И когда это случилось, Господин замер и медленно развернулся к нападавшему, позволяя тому увидеть скрываемое лицо.
Но Чамбор не застонал, не крикнул, не бросился наутек – он даже не дернулся, увидав бледное лицо упыря, словно отражение треснувшего лица на круге Княжича.
– Почто творишь сие, человече? Отчего обращаешь мысли свои к отроку? Он ко мне добр, милостив, веришь, человече, что хоть что сумеешь противу меня сделать? Знать не знаешь причины, отчего я здесь. Ни железом, ни золотом сил ты у меня не отнимешь.
– Отдай мне ребенка – и я уйду в покое! Это Якса! Он мой!
– Не желаю. А ты железом мне угрожать не сумеешь.
Чамбор воткнул меч в землю, показал пустые руки. И вдруг потянулся в сторону, к суме. Вынул нечто, что казалось куском большого корня, как корнеплод земного растения – странная форма, словно грубо вылепленного человечка. И страннее было то, что в руке рыцаря она казалась живой, чуть шевелила корешками, как руками и ногами.
– Отдай мне ребенка, милосердием Ессы тебя заклинаю! Или я стану жесток, будто Волост!
Схватил кинжал, приложил его к плоду, прижал так, что тот затряс конечностями-корешками. Завился в руке у человека; совсем как мальчишка под мышкой у Господина.

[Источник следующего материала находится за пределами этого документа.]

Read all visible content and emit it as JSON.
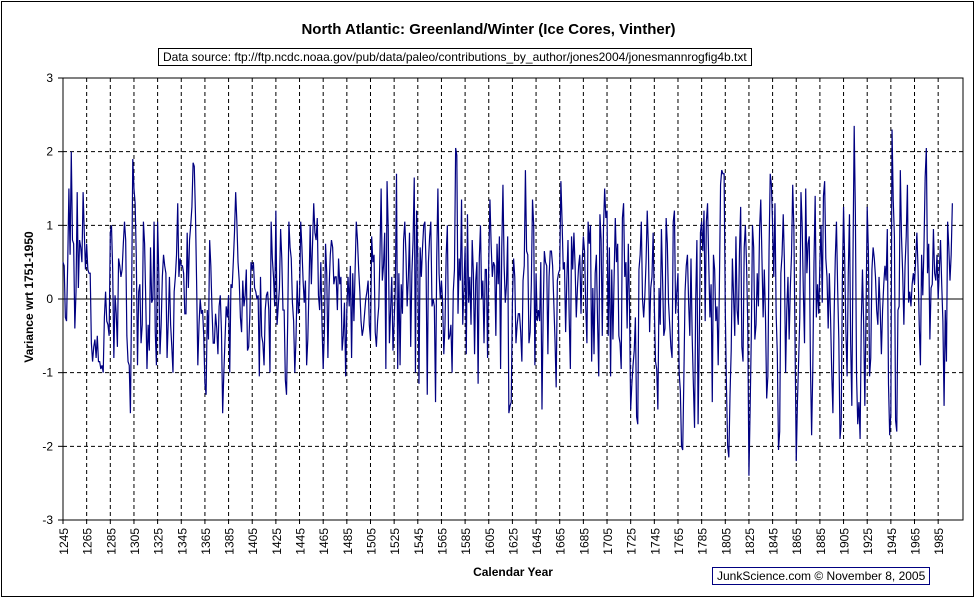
{
  "chart_data": {
    "type": "line",
    "title": "North Atlantic: Greenland/Winter (Ice Cores, Vinther)",
    "subtitle": "Data source: ftp://ftp.ncdc.noaa.gov/pub/data/paleo/contributions_by_author/jones2004/jonesmannrogfig4b.txt",
    "xlabel": "Calendar Year",
    "ylabel": "Variance wrt 1751-1950",
    "credit": "JunkScience.com ©  November 8, 2005",
    "xlim": [
      1245,
      2006
    ],
    "ylim": [
      -3,
      3
    ],
    "grid": true,
    "legend": "none",
    "series_color": "#000080",
    "y_ticks": [
      "3",
      "2",
      "1",
      "0",
      "-1",
      "-2",
      "-3"
    ],
    "x_ticks": [
      "1245",
      "1265",
      "1285",
      "1305",
      "1325",
      "1345",
      "1365",
      "1385",
      "1405",
      "1425",
      "1445",
      "1465",
      "1485",
      "1505",
      "1525",
      "1545",
      "1565",
      "1585",
      "1605",
      "1625",
      "1645",
      "1665",
      "1685",
      "1705",
      "1725",
      "1745",
      "1765",
      "1785",
      "1805",
      "1825",
      "1845",
      "1865",
      "1885",
      "1905",
      "1925",
      "1945",
      "1965",
      "1985"
    ],
    "series": [
      {
        "name": "Greenland winter",
        "x_start": 1245,
        "x_step": 1,
        "values": [
          0.5,
          0.45,
          -0.25,
          -0.3,
          0.5,
          1.5,
          0.6,
          2.0,
          0.8,
          0.75,
          -0.4,
          0.1,
          1.45,
          0.15,
          0.8,
          0.7,
          0.5,
          1.45,
          0.9,
          0.4,
          0.75,
          0.4,
          0.35,
          0.35,
          -0.6,
          -0.85,
          -0.65,
          -0.55,
          -0.8,
          -0.5,
          -0.85,
          -0.85,
          -0.95,
          -0.9,
          -1.0,
          -0.25,
          0.1,
          -0.3,
          -0.35,
          -0.5,
          0.9,
          1.0,
          0.4,
          -0.8,
          0.05,
          -0.2,
          -0.65,
          0.55,
          0.45,
          0.3,
          0.4,
          0.75,
          1.05,
          0.8,
          -0.5,
          -0.85,
          -0.9,
          -1.55,
          0.0,
          1.9,
          1.5,
          1.3,
          0.55,
          -0.9,
          0.1,
          0.2,
          -0.6,
          -0.35,
          1.05,
          0.75,
          -0.05,
          -0.95,
          -0.35,
          -0.7,
          0.7,
          -0.05,
          0.0,
          1.05,
          -0.45,
          -0.9,
          1.05,
          0.35,
          -0.75,
          -0.35,
          0.3,
          0.6,
          0.45,
          0.35,
          -0.8,
          -0.3,
          0.3,
          -0.35,
          -0.65,
          -1.0,
          0.1,
          0.3,
          0.6,
          1.3,
          0.3,
          0.55,
          0.45,
          0.45,
          0.35,
          -0.2,
          -0.2,
          0.9,
          0.15,
          0.8,
          1.0,
          1.25,
          1.85,
          1.8,
          1.15,
          0.2,
          -0.9,
          -0.35,
          0.0,
          -0.2,
          -0.15,
          -0.5,
          -1.15,
          -1.3,
          -0.15,
          -0.55,
          0.8,
          0.45,
          -0.15,
          -0.6,
          -0.6,
          -0.2,
          -0.4,
          -0.75,
          -0.1,
          0.05,
          -0.45,
          -1.55,
          -1.0,
          -0.55,
          -0.1,
          -0.25,
          0.05,
          -1.0,
          0.2,
          0.15,
          0.5,
          0.9,
          1.45,
          1.05,
          0.5,
          0.25,
          -0.25,
          -0.45,
          0.25,
          -0.1,
          0.05,
          0.4,
          -0.7,
          -0.65,
          -0.2,
          0.5,
          0.4,
          0.5,
          0.15,
          0.1,
          0.0,
          0.05,
          -1.05,
          0.3,
          -0.5,
          -0.6,
          -0.9,
          -0.15,
          0.05,
          0.1,
          -0.15,
          -1.0,
          1.05,
          0.55,
          0.3,
          -0.1,
          1.2,
          -0.35,
          -0.1,
          0.15,
          0.95,
          0.55,
          -0.15,
          -0.15,
          -1.1,
          -1.3,
          -0.3,
          1.05,
          0.7,
          0.55,
          -0.05,
          -0.3,
          -1.0,
          -0.55,
          0.25,
          -0.2,
          0.0,
          1.05,
          0.7,
          0.25,
          -0.05,
          0.25,
          -0.9,
          -0.55,
          0.15,
          1.0,
          0.2,
          0.75,
          1.3,
          0.9,
          0.8,
          1.1,
          0.05,
          -0.15,
          0.5,
          -0.35,
          -0.95,
          -0.45,
          0.75,
          0.35,
          -0.8,
          0.15,
          0.6,
          0.8,
          0.7,
          0.2,
          0.3,
          0.3,
          -0.15,
          0.55,
          0.2,
          0.3,
          -0.7,
          -0.5,
          -0.05,
          -1.05,
          -0.15,
          0.3,
          -0.1,
          0.45,
          -0.8,
          0.35,
          -0.3,
          0.4,
          1.05,
          0.8,
          0.4,
          0.1,
          -0.3,
          -0.5,
          -0.4,
          -0.2,
          0.0,
          0.1,
          0.25,
          -0.35,
          -0.55,
          0.85,
          0.5,
          0.6,
          -0.45,
          -0.65,
          -0.3,
          -0.1,
          0.6,
          1.5,
          0.25,
          0.45,
          0.9,
          -0.95,
          1.6,
          0.95,
          -0.6,
          -0.15,
          0.3,
          -0.7,
          -0.3,
          0.15,
          1.7,
          -0.95,
          0.35,
          -0.9,
          0.2,
          -0.2,
          0.8,
          1.05,
          0.6,
          -0.1,
          0.3,
          0.9,
          -0.65,
          0.35,
          0.8,
          1.65,
          -1.0,
          1.2,
          0.55,
          -1.15,
          0.7,
          0.3,
          0.7,
          1.0,
          1.05,
          0.45,
          -1.3,
          0.5,
          0.85,
          1.05,
          -0.1,
          0.0,
          -0.1,
          -1.4,
          0.55,
          1.5,
          0.35,
          0.0,
          0.25,
          -0.05,
          -0.75,
          -0.35,
          0.6,
          1.0,
          -0.55,
          -0.5,
          -0.35,
          -1.0,
          0.1,
          0.4,
          2.05,
          1.95,
          -0.2,
          0.55,
          0.25,
          1.35,
          -0.35,
          0.15,
          0.7,
          -0.75,
          1.15,
          -0.05,
          0.3,
          -0.35,
          0.8,
          0.35,
          -0.75,
          0.25,
          0.5,
          -1.15,
          0.55,
          1.0,
          0.0,
          0.25,
          -0.6,
          0.4,
          0.4,
          -0.8,
          0.5,
          1.35,
          0.75,
          0.3,
          0.5,
          0.45,
          -0.5,
          0.75,
          0.2,
          0.85,
          -0.95,
          0.7,
          1.55,
          0.45,
          -0.05,
          0.2,
          0.85,
          -1.55,
          -1.45,
          -1.4,
          -0.05,
          0.55,
          0.3,
          -0.6,
          -0.35,
          -0.2,
          -0.2,
          -0.45,
          -0.85,
          0.25,
          0.45,
          1.75,
          0.65,
          0.6,
          -0.6,
          -0.45,
          0.2,
          1.35,
          1.0,
          -0.9,
          0.35,
          -0.3,
          -0.15,
          -0.3,
          0.5,
          -1.5,
          -0.2,
          0.65,
          0.5,
          0.45,
          -0.75,
          0.3,
          0.65,
          0.65,
          0.45,
          -0.05,
          -0.55,
          -1.2,
          0.25,
          0.35,
          0.4,
          1.6,
          1.05,
          0.4,
          0.5,
          -0.45,
          0.25,
          0.8,
          -0.25,
          -0.95,
          0.85,
          0.4,
          0.9,
          0.45,
          -0.25,
          0.15,
          0.45,
          0.6,
          -0.2,
          0.5,
          0.85,
          0.65,
          -0.1,
          -0.6,
          1.05,
          0.75,
          1.0,
          -0.85,
          0.15,
          -0.75,
          0.35,
          0.6,
          -0.3,
          -1.05,
          1.15,
          0.8,
          -0.5,
          0.95,
          1.5,
          1.1,
          1.2,
          -0.5,
          0.7,
          -1.05,
          0.4,
          -0.55,
          0.3,
          1.1,
          0.5,
          0.75,
          -0.5,
          -0.6,
          -0.95,
          1.1,
          1.3,
          0.3,
          0.5,
          -0.4,
          0.75,
          -0.1,
          -1.5,
          -1.15,
          -0.9,
          -0.7,
          -0.25,
          -1.6,
          -1.7,
          0.4,
          0.6,
          1.05,
          0.0,
          -0.25,
          0.05,
          0.5,
          1.2,
          0.7,
          -0.45,
          0.15,
          0.3,
          0.9,
          -0.1,
          -0.85,
          -0.95,
          -1.5,
          0.15,
          -0.35,
          0.95,
          0.25,
          -0.5,
          -0.4,
          1.1,
          0.75,
          -0.05,
          -0.35,
          -0.65,
          -0.8,
          1.05,
          1.2,
          -0.2,
          0.1,
          0.35,
          -1.0,
          -1.25,
          -2.0,
          -2.05,
          -1.05,
          0.1,
          0.45,
          0.6,
          -0.05,
          -0.5,
          0.55,
          -0.5,
          -1.15,
          -1.75,
          0.0,
          0.8,
          -1.7,
          -0.55,
          0.9,
          1.05,
          0.65,
          1.2,
          -0.3,
          1.05,
          1.3,
          0.5,
          -0.25,
          0.2,
          -1.4,
          0.6,
          0.4,
          -0.3,
          -0.1,
          -0.9,
          0.15,
          1.55,
          1.75,
          1.7,
          1.7,
          -0.15,
          -1.2,
          -2.0,
          -2.15,
          -1.3,
          -0.7,
          0.55,
          0.05,
          -0.5,
          0.85,
          -0.15,
          -0.35,
          0.65,
          1.25,
          -0.65,
          -0.85,
          0.7,
          1.0,
          0.45,
          -0.35,
          -2.4,
          -1.5,
          -0.5,
          1.0,
          0.7,
          -0.55,
          -0.35,
          0.35,
          -0.1,
          0.95,
          1.35,
          0.55,
          -0.25,
          0.4,
          -0.25,
          -1.35,
          -1.05,
          0.65,
          1.7,
          1.55,
          1.0,
          0.3,
          1.3,
          -0.2,
          -0.75,
          -2.05,
          -1.8,
          0.35,
          0.6,
          1.15,
          0.5,
          -1.0,
          -0.15,
          0.3,
          -0.55,
          0.15,
          0.6,
          1.55,
          0.95,
          -0.6,
          -2.2,
          -1.4,
          -0.85,
          -0.25,
          1.45,
          1.0,
          0.1,
          -0.6,
          1.5,
          0.35,
          0.75,
          0.85,
          -0.9,
          -1.85,
          -0.95,
          0.5,
          1.4,
          -0.25,
          0.2,
          -0.2,
          0.5,
          1.0,
          -0.05,
          1.4,
          1.6,
          0.55,
          0.3,
          -0.4,
          0.35,
          -0.25,
          -1.0,
          -1.55,
          -0.25,
          0.55,
          1.05,
          0.15,
          -0.55,
          -1.9,
          -1.7,
          0.25,
          1.25,
          0.5,
          -0.45,
          -1.05,
          0.35,
          1.15,
          -0.6,
          -1.45,
          0.6,
          2.35,
          1.15,
          -1.05,
          -1.7,
          -1.4,
          -1.9,
          -0.3,
          0.4,
          -0.35,
          -1.45,
          -0.2,
          1.25,
          0.65,
          -1.05,
          -0.8,
          0.4,
          0.7,
          0.55,
          0.3,
          -0.15,
          -0.35,
          0.3,
          -0.15,
          -0.75,
          -0.15,
          0.2,
          0.45,
          0.25,
          0.95,
          -1.15,
          -1.85,
          -1.55,
          2.3,
          1.35,
          0.85,
          -1.65,
          -1.8,
          -0.15,
          -0.1,
          1.75,
          0.85,
          0.35,
          -0.35,
          0.45,
          0.85,
          1.55,
          -0.05,
          0.1,
          -0.1,
          0.2,
          0.35,
          0.2,
          0.55,
          0.9,
          0.4,
          -0.35,
          -0.9,
          0.6,
          0.05,
          0.7,
          1.65,
          2.05,
          0.35,
          0.75,
          -0.55,
          0.15,
          0.2,
          0.95,
          0.35,
          0.25,
          0.6,
          0.0,
          0.4,
          0.8,
          0.2,
          -0.3,
          -1.45,
          -0.15,
          -0.85,
          1.05,
          0.7,
          0.25,
          0.6,
          1.3
        ]
      }
    ]
  }
}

– Поставь мальца, а я отдам тебе это языческое зерно гнева. Знаю, где ты оставил повозку, и там их еще больше – я сожгу все, если не отпустишь ребенка, проклятый живой труп! Возвращайся в могилу!
– Оный отрок проклят. Каган хунгуров приказал перебить весь его род, как бьют овец или коз. Станет преследовать его до конца своей жизни.
– Не твое дело!
Упырь стоял не двигаясь.
– Ты разорвешь меня в клочья, – продолжал Чамбор, – но сначала увидишь, как в моей руке гибнет твое будущее. Не посадишь его под языческим дубом. Не увидишь, как растет из него идол, как встает твой бог, твой господин, твой брат.
– Мой отец. Врешь, человече.
– Даю рыцарское слово. Если держу его для язычников, то сдержу и для упыря.